In the Admixture Model, the probability that an individual carries a certain allele at a specific marker depends on the allele frequencies in $K$ ancestral populations and the proportion of the individual's genome originating from these populations. The markers are assumed to be independent. The Linkage Model is a Hidden Markov Model (HMM) that extends the Admixture Model by incorporating linkage between neighboring loci.
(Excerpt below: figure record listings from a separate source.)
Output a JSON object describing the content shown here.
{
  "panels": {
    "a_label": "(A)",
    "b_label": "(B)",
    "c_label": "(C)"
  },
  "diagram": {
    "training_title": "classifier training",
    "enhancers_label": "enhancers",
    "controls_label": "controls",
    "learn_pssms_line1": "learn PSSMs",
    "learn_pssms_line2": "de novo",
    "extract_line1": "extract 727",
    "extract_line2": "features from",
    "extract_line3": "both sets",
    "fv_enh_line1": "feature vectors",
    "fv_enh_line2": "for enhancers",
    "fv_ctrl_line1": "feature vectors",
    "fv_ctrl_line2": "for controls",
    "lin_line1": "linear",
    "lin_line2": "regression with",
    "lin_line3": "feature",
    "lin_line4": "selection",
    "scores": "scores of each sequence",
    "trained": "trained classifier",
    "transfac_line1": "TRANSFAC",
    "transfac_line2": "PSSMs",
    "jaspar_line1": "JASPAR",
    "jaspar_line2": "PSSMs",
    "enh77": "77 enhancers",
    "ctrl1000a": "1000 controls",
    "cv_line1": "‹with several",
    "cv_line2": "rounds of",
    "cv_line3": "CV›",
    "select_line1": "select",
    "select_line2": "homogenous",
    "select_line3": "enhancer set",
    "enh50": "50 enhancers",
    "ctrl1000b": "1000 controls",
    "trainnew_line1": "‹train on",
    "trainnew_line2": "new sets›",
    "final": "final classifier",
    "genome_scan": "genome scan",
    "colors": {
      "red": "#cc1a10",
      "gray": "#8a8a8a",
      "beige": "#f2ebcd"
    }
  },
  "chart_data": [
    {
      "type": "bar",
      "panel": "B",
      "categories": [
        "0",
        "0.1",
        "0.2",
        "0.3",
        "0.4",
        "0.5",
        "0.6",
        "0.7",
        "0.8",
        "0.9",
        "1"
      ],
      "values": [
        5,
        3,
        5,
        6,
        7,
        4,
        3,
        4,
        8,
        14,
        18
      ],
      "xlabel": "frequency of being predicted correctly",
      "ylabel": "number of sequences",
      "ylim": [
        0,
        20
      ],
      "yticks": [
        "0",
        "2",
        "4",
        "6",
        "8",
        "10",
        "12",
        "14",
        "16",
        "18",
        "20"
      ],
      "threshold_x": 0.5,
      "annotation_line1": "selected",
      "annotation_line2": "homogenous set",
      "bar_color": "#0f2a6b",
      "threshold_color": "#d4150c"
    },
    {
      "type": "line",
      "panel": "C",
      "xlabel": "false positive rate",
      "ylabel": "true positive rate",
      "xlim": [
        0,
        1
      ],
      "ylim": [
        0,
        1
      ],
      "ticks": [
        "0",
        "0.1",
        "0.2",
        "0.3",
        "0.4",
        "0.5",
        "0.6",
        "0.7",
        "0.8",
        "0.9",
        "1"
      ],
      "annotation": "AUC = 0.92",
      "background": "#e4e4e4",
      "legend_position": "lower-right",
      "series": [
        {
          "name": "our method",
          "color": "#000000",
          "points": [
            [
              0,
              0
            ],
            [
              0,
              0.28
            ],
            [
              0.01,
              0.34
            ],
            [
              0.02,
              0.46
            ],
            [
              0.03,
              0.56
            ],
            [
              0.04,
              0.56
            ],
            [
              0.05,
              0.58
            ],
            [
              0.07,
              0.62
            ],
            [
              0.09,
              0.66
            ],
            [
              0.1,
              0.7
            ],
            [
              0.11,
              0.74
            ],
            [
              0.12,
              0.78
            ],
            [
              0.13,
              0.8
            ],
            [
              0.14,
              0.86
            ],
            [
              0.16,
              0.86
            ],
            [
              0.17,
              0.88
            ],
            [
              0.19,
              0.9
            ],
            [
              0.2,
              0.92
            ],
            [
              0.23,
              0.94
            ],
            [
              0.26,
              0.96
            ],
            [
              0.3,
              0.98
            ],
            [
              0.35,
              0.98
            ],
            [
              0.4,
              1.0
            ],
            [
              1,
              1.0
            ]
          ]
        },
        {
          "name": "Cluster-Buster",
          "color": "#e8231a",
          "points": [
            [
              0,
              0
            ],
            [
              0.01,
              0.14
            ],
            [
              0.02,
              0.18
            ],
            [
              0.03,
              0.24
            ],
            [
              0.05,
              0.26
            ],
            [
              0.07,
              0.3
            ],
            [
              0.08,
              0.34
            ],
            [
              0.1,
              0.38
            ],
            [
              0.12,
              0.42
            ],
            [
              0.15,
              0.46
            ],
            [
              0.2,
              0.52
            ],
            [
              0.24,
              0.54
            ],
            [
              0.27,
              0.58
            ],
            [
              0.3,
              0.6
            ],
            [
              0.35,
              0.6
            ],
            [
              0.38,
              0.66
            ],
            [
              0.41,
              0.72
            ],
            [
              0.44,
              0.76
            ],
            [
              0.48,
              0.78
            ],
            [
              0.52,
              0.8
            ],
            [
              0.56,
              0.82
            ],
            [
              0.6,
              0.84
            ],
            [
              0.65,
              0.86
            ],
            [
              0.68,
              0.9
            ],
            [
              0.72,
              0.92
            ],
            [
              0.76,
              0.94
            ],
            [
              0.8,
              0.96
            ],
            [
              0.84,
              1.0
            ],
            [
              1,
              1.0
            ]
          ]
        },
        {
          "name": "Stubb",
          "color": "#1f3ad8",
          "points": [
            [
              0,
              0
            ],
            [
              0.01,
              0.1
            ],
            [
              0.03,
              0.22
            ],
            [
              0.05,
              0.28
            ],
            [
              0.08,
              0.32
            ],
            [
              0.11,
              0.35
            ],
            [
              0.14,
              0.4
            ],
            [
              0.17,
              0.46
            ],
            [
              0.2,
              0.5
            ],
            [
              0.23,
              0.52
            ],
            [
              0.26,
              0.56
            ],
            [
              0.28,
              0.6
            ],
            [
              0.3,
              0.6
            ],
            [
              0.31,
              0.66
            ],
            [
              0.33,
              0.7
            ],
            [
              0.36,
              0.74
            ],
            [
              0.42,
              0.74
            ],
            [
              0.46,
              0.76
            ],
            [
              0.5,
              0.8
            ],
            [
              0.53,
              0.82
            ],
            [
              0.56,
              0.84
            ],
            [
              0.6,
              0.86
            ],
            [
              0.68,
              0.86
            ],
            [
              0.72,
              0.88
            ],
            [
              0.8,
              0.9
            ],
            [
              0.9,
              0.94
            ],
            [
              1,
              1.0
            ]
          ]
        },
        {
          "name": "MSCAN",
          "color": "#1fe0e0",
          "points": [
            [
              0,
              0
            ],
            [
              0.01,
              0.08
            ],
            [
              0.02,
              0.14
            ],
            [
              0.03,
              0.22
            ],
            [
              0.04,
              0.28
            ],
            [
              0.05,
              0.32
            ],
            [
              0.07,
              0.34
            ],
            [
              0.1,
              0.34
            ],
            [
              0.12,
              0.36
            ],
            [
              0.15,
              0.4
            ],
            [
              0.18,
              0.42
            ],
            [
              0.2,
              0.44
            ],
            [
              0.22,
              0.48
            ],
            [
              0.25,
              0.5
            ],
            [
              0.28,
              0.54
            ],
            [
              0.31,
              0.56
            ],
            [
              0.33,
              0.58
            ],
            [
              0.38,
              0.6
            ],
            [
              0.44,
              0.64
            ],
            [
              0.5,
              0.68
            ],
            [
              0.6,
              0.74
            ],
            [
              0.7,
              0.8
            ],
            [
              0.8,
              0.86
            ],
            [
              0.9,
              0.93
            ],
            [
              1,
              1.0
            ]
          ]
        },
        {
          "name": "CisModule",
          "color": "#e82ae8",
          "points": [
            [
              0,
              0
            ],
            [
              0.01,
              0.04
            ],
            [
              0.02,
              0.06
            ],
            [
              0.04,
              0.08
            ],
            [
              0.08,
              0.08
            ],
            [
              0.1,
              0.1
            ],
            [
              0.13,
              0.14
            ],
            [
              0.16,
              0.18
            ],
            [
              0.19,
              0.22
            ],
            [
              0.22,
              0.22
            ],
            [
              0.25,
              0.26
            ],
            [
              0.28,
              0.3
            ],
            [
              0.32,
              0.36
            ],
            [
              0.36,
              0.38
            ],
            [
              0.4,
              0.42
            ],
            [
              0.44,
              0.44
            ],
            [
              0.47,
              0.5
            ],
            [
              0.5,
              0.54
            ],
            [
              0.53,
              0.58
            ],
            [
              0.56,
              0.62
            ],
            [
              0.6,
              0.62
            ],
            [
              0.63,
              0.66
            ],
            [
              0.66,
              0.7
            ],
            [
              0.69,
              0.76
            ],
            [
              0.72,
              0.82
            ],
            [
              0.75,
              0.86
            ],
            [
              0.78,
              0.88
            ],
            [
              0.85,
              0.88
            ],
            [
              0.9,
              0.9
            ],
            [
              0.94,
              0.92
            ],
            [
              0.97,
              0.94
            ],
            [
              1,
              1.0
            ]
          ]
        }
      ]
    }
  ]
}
We prove consistency and asymptotic normality of maximum likelihood estimators (MLEs) for the ancestry of individuals in the Linkage Model, complementing earlier results by \citep{pfaff2004information, pfaffelhuber2022central, HEINZEL2025} for the Admixture Model. These results are used to prove that a statistical test that allows for model selection between the Admixture Model and the Linkage Model is an asymptotic level-$\alpha$-test. Finally, we demonstrate the practical relevance of our results by applying the test to real-world data from the 1000 Genomes Project.

翻译：在混合模型中，个体在特定标记位点携带某等位基因的概率取决于$K$个祖先群体的等位基因频率以及个体基因组源自这些群体的比例。各标记位点被假定为相互独立。连锁模型是一种隐马尔可夫模型，它通过纳入相邻位点间的连锁关系扩展了混合模型。我们证明了连锁模型中个体祖先成分最大似然估计量的一致性与渐近正态性，这补充了\citep{pfaff2004information, pfaffelhuber2022central, HEINZEL2025}针对混合模型的已有结果。基于这些结论，我们证明了用于混合模型与连锁模型间模型选择的统计检验是渐近水平$\alpha$检验。最后，我们通过将检验应用于千人基因组计划的真实数据，展示了研究结果的实际意义。